CINCINNATI—Scientists have identified the first evidence of a direct link between chemical exposure while in the womb and prostate cancer development later in life.
The research is reported in the June edition of the journal Cancer Research by Shuk-mei Ho, PhD, professor and chair of the University of Cincinnati’s Environmental Health Department, and Gail Prins, PhD, professor of urology at the University of Illinois at Chicago.
In a laboratory study, Ho and Prins found that animals exposed to low doses of the natural human estrogen estradiol, or the environmental estrogen bisphenol A (BPA), during fetal development were more likely to develop an early form of prostate cancer in humans (prostatic intraepithelial neoplasia) than those who were not exposed.
These findings suggest that exposure to environmental and natural estrogens during fetal development could affect the way prostate genes behave, leading to higher rates of prostate disease during aging.
BPA is a chemical regularly used in the manufacture of plastics that can leach out when heated. It is one of many man-made chemicals known as “endocrine disruptors,” which permanently alter the function of the endocrine system by mimicking the role of the body’s natural hormones. Hormones are secreted through endocrine glands and dispersed to serve different functions throughout the body.
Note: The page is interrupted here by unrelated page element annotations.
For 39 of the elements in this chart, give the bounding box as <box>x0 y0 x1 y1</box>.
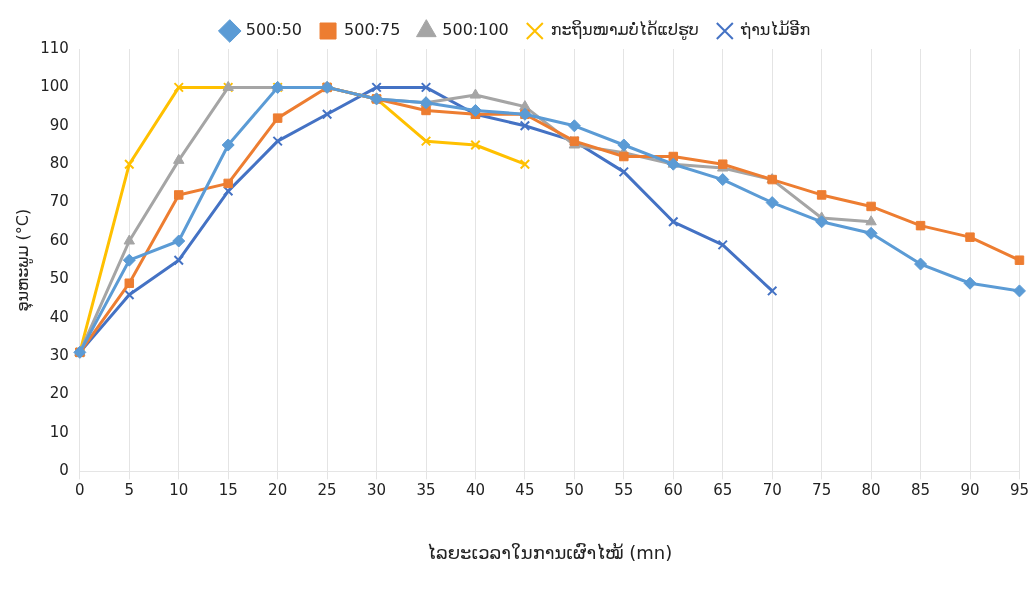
y-tick-label: 70 <box>49 192 69 211</box>
x-tick-label: 30 <box>367 481 387 500</box>
x-tick-label: 70 <box>762 481 782 500</box>
x-tick-label: 80 <box>861 481 881 500</box>
y-tick-label: 50 <box>49 269 69 288</box>
x-tick-label: 75 <box>812 481 832 500</box>
y-tick-label: 60 <box>49 230 69 249</box>
y-tick-label: 90 <box>49 115 69 134</box>
x-axis-title: ໄລຍະເວລາໃນການເຜົາໄໝ້ (mn) <box>427 541 673 563</box>
x-tick-label: 25 <box>317 481 337 500</box>
x-tick-label: 45 <box>515 481 535 500</box>
legend-label: 500:75 <box>344 20 401 40</box>
x-tick-label: 55 <box>614 481 634 500</box>
x-tick-label: 35 <box>416 481 436 500</box>
y-tick-label: 10 <box>49 422 69 441</box>
legend-label: ຖ່ານໄມ້ອີກ <box>739 20 811 40</box>
y-tick-label: 80 <box>49 154 69 173</box>
y-tick-label: 40 <box>49 307 69 326</box>
x-tick-label: 0 <box>75 481 85 500</box>
legend-label: ກະຖິນໜາມບໍ່ໄດ້ແປຮູບ <box>550 20 699 41</box>
x-tick-label: 50 <box>564 481 584 500</box>
x-tick-label: 95 <box>1009 481 1029 500</box>
x-tick-label: 5 <box>124 481 135 500</box>
y-axis-title: ອຸນຫະພູມ (°C) <box>12 208 34 312</box>
legend-label: 500:100 <box>442 20 509 40</box>
legend-label: 500:50 <box>245 20 303 40</box>
y-tick-label: 20 <box>49 384 69 403</box>
x-tick-label: 65 <box>713 481 733 500</box>
y-tick-label: 100 <box>40 77 69 96</box>
y-tick-label: 30 <box>49 346 69 365</box>
y-tick-label: 110 <box>40 38 69 57</box>
x-tick-label: 15 <box>218 481 238 500</box>
y-tick-label: 0 <box>59 461 69 480</box>
x-tick-label: 85 <box>911 481 931 500</box>
x-tick-label: 40 <box>465 481 486 500</box>
x-tick-label: 90 <box>960 481 980 500</box>
x-tick-label: 10 <box>169 481 189 500</box>
x-tick-label: 60 <box>663 481 683 500</box>
x-tick-label: 20 <box>268 481 288 500</box>
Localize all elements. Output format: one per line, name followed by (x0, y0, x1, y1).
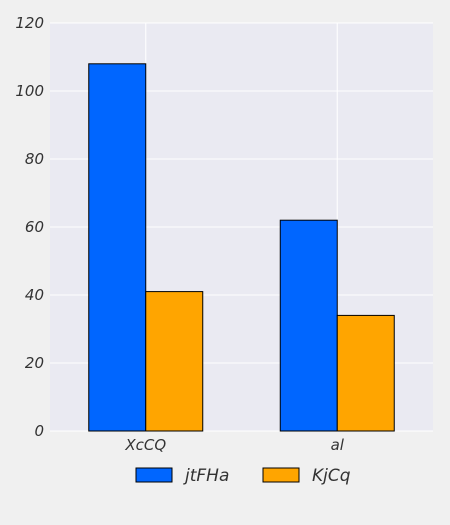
y-tick-label: 60 (25, 218, 44, 236)
bar-KjCq-al (336, 314, 395, 432)
y-tick-label: 120 (15, 14, 44, 32)
bars (88, 63, 395, 432)
y-tick-label: 40 (25, 286, 44, 304)
legend-swatch-jtFHa (135, 467, 173, 483)
legend: jtFHa KjCq (135, 466, 351, 486)
y-tick-label: 20 (25, 354, 44, 372)
bar-jtFHa-al (279, 219, 338, 432)
legend-label: jtFHa (183, 466, 229, 486)
y-tick-label: 0 (34, 422, 44, 440)
y-tick-label: 100 (15, 82, 44, 100)
legend-label: KjCq (312, 466, 351, 486)
y-tick-label: 80 (25, 150, 44, 168)
bar-KjCq-XcCQ (145, 291, 204, 432)
legend-swatch-KjCq (262, 467, 300, 483)
x-tick-label: XcCQ (124, 436, 166, 454)
bar-jtFHa-XcCQ (88, 63, 147, 432)
x-axis-ticks: XcCQ al (124, 436, 344, 454)
y-axis-ticks: 0 20 40 60 80 100 120 (15, 14, 44, 440)
x-tick-label: al (331, 436, 345, 454)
“Our research showed that early BPA exposure made the prostate more susceptible to precancerous lesions, which are brought on by the adult animal’s exposure to elevated estradiol,” says Ho, lead author of the report. “This is an important discovery, because BPA has been found in human maternal and fetal circulation. If it has such a long-lasting effect—by reprogramming how adult tissues respond many years later—then potential exposure sources during pregnancy need to be carefully scrutinized.”
The researchers showed that early BPA exposure permanently changed methylation or “tagging” of specific stretches of DNA and the way certain genes are packaged within the nuclei of prostate cells.
“This phenomenon is known as epigenetic reprogramming,” explains Ho. “The gene expression changes, but the DNA sequences and content do not.”
They found that a specific altered gene—known as phosphodiesterase 4 (PDE4D4)—did not shut down through the natural aging process. Although the gene should normally phase out in adult life, when exposed to estradiol or BPA early in life the animals continued to produce it at high levels.
“It turns out that this specific gene plays an important role in regulating cellular function, so when it doesn’t shut down as it should, it begins to promote prostate disease instead,” says Ho.
These findings are true for an animal model, the researchers stress, but application to human prostate disease needs further study.
“We need to understand the mechanism behind disease to inspire better lifestyle changes and smart manufacturing changes that will make a broader impact on human health,” says Ho. “If we can develop strong biomarkers, we can manage and prevent diseases much earlier.”
More than 1.6 million pounds of BPA, the molecular building block of polycarbonate plastics, are produced in the United States annually. The substance is regularly used in consumer products, such as baby bottles, water bottles, microwave ovenware and plastic eating utensils and in epoxy resins to coat medical food cans and dental sealants. It is also found in carbonless paper, compact discs, adhesives, flooring and electrical appliances.
Wan-Yee Tang, of UC, and Jessica Belmonte de Frausto of UIC also contributed to the study. This research was funded by grants from the National Institutes of Health and the Department of Defense.